Kentsel Dönüşüm

Kentsel dönüşümde yeni dönem başlıyor!

Kentsel dönüşüm sürecini hızlandıracak yeni yönetmelik yayımlandı. Buna göre, çoğunluğun aldığı kararla yıkım başlayacak, anlaşmayan hak sahibinin payı da bina yıkılmadan satılabilecek.

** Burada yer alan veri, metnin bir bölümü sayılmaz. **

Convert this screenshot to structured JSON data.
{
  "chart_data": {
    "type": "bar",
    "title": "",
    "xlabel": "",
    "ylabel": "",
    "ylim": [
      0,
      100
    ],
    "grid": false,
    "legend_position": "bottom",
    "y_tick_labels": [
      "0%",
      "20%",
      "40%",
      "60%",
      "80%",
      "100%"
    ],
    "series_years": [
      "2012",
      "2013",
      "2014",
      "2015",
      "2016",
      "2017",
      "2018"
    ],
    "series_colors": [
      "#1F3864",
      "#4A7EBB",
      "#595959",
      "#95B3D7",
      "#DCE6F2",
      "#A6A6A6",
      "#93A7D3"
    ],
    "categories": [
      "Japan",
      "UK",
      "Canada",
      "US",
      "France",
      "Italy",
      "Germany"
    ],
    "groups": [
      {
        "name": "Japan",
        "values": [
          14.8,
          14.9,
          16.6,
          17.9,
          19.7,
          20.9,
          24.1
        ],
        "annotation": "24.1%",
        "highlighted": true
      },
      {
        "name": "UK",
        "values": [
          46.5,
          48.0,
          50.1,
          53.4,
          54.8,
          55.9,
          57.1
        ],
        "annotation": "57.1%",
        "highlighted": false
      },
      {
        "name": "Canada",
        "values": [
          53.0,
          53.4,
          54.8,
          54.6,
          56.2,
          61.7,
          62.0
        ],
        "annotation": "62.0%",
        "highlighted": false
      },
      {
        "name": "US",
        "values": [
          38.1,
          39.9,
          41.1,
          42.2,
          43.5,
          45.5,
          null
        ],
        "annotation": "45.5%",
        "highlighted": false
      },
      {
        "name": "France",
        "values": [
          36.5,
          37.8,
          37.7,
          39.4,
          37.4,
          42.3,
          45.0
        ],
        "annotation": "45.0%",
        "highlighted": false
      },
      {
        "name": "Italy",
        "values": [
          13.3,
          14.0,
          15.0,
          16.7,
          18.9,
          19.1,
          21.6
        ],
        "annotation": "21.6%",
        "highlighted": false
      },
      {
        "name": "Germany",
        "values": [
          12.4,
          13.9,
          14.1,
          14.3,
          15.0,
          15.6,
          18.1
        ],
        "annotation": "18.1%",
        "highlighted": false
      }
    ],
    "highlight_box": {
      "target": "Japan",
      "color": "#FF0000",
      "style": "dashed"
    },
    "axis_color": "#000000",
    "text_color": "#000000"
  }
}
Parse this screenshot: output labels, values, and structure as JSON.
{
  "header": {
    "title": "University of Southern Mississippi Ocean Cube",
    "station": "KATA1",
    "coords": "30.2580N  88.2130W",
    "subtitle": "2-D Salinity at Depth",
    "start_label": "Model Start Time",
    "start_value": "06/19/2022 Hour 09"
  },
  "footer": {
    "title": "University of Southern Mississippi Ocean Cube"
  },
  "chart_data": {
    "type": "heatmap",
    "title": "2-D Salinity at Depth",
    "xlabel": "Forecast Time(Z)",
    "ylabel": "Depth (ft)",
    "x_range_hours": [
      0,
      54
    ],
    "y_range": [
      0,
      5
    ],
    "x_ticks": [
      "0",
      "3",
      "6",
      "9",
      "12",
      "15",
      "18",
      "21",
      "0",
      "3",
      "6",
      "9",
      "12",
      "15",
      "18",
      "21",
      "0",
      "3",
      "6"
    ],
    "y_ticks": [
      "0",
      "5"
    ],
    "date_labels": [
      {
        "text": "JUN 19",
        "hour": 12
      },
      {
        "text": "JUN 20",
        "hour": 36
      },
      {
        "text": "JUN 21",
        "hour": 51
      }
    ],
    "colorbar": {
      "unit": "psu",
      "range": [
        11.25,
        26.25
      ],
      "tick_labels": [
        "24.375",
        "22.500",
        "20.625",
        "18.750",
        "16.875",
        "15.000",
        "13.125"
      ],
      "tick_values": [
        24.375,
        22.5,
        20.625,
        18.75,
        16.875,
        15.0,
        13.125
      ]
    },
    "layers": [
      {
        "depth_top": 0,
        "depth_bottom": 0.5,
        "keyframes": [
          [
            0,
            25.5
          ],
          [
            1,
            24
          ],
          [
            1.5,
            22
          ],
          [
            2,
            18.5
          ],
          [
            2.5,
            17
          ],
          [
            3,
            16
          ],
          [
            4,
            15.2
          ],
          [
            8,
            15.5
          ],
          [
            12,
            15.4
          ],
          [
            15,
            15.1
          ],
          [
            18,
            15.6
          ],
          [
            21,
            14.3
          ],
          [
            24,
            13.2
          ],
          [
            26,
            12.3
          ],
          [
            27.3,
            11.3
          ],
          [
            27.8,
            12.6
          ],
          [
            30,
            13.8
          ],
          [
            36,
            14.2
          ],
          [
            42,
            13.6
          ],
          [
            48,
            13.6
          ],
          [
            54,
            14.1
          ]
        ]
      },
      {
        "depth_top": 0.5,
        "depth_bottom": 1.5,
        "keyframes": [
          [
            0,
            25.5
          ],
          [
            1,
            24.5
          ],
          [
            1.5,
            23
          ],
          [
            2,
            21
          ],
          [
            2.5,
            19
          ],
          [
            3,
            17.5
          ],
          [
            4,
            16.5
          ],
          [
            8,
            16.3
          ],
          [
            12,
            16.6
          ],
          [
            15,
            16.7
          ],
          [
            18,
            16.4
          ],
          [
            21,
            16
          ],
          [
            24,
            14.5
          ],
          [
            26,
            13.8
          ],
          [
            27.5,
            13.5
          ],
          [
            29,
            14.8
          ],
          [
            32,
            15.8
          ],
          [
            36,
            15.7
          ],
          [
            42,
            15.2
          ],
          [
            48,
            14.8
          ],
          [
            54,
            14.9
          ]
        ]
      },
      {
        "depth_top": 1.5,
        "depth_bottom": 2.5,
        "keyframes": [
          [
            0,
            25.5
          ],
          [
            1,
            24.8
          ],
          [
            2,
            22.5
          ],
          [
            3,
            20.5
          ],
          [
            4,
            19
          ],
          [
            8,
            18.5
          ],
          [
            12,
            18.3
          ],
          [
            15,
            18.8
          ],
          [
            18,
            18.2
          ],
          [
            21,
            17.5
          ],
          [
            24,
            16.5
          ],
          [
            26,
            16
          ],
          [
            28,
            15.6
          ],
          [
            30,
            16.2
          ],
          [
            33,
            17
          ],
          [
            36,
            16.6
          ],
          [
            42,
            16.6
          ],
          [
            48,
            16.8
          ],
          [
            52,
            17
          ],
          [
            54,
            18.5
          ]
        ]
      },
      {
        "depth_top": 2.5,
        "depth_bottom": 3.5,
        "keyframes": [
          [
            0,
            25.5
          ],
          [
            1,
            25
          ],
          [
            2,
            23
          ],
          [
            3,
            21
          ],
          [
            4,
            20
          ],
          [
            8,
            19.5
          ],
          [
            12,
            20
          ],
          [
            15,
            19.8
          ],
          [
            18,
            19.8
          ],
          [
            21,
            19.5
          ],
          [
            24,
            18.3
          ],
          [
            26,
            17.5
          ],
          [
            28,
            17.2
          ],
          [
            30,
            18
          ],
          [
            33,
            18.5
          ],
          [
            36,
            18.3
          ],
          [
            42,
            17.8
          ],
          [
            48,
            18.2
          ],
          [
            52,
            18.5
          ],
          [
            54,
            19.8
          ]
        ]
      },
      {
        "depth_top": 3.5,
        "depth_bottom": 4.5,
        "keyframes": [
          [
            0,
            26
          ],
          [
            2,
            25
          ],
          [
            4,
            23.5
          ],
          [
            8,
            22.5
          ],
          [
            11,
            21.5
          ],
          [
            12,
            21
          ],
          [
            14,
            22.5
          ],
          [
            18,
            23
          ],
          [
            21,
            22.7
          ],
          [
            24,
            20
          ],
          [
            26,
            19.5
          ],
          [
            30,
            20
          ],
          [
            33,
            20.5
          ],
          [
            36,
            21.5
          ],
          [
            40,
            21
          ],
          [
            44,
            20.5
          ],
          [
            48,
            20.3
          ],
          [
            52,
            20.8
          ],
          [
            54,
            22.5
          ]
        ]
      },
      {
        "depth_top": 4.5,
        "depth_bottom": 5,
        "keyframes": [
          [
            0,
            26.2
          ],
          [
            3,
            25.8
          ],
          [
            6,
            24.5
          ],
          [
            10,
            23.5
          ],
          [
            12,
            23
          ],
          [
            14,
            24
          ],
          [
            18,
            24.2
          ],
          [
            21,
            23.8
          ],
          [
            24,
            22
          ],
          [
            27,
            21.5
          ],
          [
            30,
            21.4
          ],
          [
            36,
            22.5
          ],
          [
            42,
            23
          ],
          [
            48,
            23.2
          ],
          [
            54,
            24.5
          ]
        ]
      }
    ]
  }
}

Türkiye’de 2012’de başlayan ve 6.5 milyon binanın yenilenmesini hedefleyen kentsel dönüşüm seferberliği devam ediyor ancak birçok uygulamada süreç tıkanıyor. Süreci tıkayan nedenlerin başında çoğunluk sağlandıktan sonra sona kalan hak sahiplerinin anlaşmaması geliyor. Bu durum, binanın yıkılıp dönüşümün başlamasını da engelliyor. Bunun örneklerinden biri Fikirtepe’de yaşanmış, anlaşmaya imza atmayan hak sahibinin evi yıkılamadığı için diğer evler yıkılsa da dönüşüm başlayamamıştı. Bu olay ‘Fikirtepe İnatçısı’ olarak hafızalarda kalmıştı. 27 Ekim’de Resmi Gazete’de yayımlanan yönetmelik değişikliğiyle, bu görüntüleri ortadan kaldıracak adımlar atıldı. Artık riskli alan ve yapıda 3’te 2 çoğunluk bina yıkılmadan karar alabilecek, anlaşmayanların arsa payları da bina yıkılmadan satılabilecek.

Anlaşma bitmeden yıkım

Kentsel dönüşümde yaşanan en büyük sıkıntılardan bir tanesi 2/3 çoğunluğa rağmen binanın yıkılamaması ve mahkemeye taşınan sorunların yıllarca çözülememesiydi. Yeni yönetmelikle, riskli alan veya riskli yapılarda 2/3 çoğunluk ile yıkım şartı aranmadan karar alınabilecek. Karara katılmayan 1/3 arsa payının açık artırma ile satılması için binanın yıkılmış olması şartı da kaldırıldı. Böylece 2/3 ile karar alınması ve toplantı sonrasında karara katılmayanlara 15 günlük uyarı ihtarnamesinin gönderilmiş olması yeterli olacak.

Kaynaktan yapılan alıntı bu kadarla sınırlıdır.